I’ve bought too many eggs.

I’m told, “write down your shopping list” and “you’re going to forget something when you go to the store”. So I’ve become paranoid. Committed as I am from managing my day to day life without a pocket full of notes on when to go to the bathroom, I overcompensate. I had to get ketchup, bagels, chilli powder and assorted chilli fix’ns. What I didn’t need was another carton of eggs to add to my all but full carton of eggs.

But we move forward.

What to do with an extra carton of eggs? The most obvious thing seems to be to throw them. From my 11th floor balcony I could certainly bring an unholy rain of never-to-be chickens on my neighbours roof – and yet I feel as though I’m past this, at a new stage of my development where the resounding crack of an egg and the joy of anonymous defacing won’t carry me the way it once did. My conscience, I suppose, has grown heavy and dense.

I could paint them. I’ve no idea when Easter is, and I refuse to check, but perhaps I could have some sort of early Easter party. Like when they have Christmas is February at Sleep-Country Canada and everyone gets a mattress for thirty-four dollars cheaper. Is it half way to Easter? Maybe I could have a Easter-and-a-half party. Like the half birthday you stopped keeping track of somewhere between the ages of eight and eleven.

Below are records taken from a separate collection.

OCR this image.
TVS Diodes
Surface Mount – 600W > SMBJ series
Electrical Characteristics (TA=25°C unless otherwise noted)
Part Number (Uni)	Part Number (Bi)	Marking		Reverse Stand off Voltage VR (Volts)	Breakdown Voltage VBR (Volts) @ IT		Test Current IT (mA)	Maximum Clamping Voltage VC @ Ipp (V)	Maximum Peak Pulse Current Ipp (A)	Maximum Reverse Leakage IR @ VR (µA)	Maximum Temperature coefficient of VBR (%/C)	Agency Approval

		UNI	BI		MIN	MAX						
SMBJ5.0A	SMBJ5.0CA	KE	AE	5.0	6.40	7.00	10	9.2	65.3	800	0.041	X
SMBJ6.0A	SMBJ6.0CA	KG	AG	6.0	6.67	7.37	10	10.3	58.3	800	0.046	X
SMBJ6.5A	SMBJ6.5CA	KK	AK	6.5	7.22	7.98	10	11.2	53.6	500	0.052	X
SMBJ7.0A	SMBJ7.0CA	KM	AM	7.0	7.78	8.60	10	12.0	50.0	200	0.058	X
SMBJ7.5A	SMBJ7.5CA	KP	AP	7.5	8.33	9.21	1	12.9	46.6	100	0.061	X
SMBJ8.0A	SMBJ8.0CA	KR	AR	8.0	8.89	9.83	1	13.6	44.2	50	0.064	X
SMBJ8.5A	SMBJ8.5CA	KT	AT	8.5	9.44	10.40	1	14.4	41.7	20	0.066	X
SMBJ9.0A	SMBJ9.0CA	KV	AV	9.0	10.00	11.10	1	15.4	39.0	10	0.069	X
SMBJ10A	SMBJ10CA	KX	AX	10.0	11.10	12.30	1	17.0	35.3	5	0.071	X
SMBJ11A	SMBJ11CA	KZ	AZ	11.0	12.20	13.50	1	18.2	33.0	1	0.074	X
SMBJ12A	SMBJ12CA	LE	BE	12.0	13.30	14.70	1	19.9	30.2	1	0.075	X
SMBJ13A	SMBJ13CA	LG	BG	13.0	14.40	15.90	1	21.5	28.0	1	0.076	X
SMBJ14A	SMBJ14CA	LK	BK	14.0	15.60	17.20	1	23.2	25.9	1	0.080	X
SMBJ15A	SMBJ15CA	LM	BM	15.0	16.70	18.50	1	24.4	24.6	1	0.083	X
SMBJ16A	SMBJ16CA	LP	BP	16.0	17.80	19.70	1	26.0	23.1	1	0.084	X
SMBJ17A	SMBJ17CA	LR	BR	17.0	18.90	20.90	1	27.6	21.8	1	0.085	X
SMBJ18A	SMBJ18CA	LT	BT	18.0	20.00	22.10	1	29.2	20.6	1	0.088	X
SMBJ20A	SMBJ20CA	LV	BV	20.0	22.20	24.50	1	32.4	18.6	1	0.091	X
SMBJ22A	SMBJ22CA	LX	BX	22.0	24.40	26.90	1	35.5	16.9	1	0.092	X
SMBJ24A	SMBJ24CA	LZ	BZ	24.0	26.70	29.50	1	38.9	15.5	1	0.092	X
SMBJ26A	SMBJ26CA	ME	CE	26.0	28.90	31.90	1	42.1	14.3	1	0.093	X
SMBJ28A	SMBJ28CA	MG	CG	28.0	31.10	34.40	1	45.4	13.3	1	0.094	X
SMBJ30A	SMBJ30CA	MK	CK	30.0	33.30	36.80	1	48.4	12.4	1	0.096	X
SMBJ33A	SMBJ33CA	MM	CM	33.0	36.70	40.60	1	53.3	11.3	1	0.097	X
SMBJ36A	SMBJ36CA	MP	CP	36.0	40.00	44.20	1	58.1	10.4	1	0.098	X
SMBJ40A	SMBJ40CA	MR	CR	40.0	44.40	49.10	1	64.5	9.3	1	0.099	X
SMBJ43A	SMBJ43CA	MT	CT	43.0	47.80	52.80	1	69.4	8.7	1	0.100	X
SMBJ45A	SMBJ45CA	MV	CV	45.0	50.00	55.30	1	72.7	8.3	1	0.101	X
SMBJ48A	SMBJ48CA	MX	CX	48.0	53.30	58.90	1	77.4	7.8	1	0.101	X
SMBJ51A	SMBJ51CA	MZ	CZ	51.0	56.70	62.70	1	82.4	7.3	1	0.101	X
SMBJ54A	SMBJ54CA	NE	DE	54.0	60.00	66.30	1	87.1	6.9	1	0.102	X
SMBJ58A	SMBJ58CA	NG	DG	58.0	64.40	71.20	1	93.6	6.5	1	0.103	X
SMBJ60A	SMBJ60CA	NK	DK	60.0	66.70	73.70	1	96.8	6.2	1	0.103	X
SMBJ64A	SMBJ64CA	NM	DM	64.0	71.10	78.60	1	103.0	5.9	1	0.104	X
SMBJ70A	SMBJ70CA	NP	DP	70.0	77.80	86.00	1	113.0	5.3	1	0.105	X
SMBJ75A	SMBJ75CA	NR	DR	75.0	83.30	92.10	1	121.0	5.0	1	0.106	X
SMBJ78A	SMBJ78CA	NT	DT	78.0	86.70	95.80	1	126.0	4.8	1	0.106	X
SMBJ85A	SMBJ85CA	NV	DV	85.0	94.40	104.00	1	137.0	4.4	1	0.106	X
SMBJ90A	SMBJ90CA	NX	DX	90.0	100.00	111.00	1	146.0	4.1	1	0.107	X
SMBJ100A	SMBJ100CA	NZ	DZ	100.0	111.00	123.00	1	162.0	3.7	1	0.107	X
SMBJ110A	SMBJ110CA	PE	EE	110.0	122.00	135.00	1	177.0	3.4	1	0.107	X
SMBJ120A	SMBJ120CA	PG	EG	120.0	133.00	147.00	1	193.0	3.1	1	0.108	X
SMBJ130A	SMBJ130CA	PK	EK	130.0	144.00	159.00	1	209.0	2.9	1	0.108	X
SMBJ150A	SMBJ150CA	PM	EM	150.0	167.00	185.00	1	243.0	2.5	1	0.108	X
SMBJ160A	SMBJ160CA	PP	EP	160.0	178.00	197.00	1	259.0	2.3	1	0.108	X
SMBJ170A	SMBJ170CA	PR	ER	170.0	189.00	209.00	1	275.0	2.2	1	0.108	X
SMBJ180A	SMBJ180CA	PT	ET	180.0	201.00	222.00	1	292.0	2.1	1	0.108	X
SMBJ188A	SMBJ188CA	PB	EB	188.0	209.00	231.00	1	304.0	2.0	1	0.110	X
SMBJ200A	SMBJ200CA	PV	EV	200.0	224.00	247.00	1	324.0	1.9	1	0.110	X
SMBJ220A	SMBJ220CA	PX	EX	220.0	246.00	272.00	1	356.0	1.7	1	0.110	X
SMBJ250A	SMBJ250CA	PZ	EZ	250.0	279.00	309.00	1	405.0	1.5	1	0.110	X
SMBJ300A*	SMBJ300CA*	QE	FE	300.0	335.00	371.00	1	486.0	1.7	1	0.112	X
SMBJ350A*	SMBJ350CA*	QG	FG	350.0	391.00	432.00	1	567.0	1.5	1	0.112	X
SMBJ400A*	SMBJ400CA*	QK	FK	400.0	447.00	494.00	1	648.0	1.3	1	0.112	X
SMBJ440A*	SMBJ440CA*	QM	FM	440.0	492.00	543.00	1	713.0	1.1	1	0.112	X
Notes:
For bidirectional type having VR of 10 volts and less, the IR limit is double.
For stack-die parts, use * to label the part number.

Can I impregnate the eggs? I’ve got a very remote grasp of biology. When is it too late for that sort of thing? The hen lays an egg regardless of whether the rooster has impregnated her yes? So is it already up there and the rooster just sprays all over it and the shell absorbs? Which came first – the egg or the semen? I think raising chicks would probably remove a lot of the drift I feel, those parts of the day that I look back on in bed and think ‘what was the point of that?’ If I could get things moving inside those eggs then I could sit on them (I believe that is the next step) and productivity would soar. “Guess how many hours I put in with the eggs yesterday”, I’d ask people. “Eight”, “It isn’t so hard once you get into it”, “No, I’m sure you could do it to”, “Yes, it is very rewarding”, are the sort of things I’d say afterwards.

But I’ll probably just invite some people over, and eat them.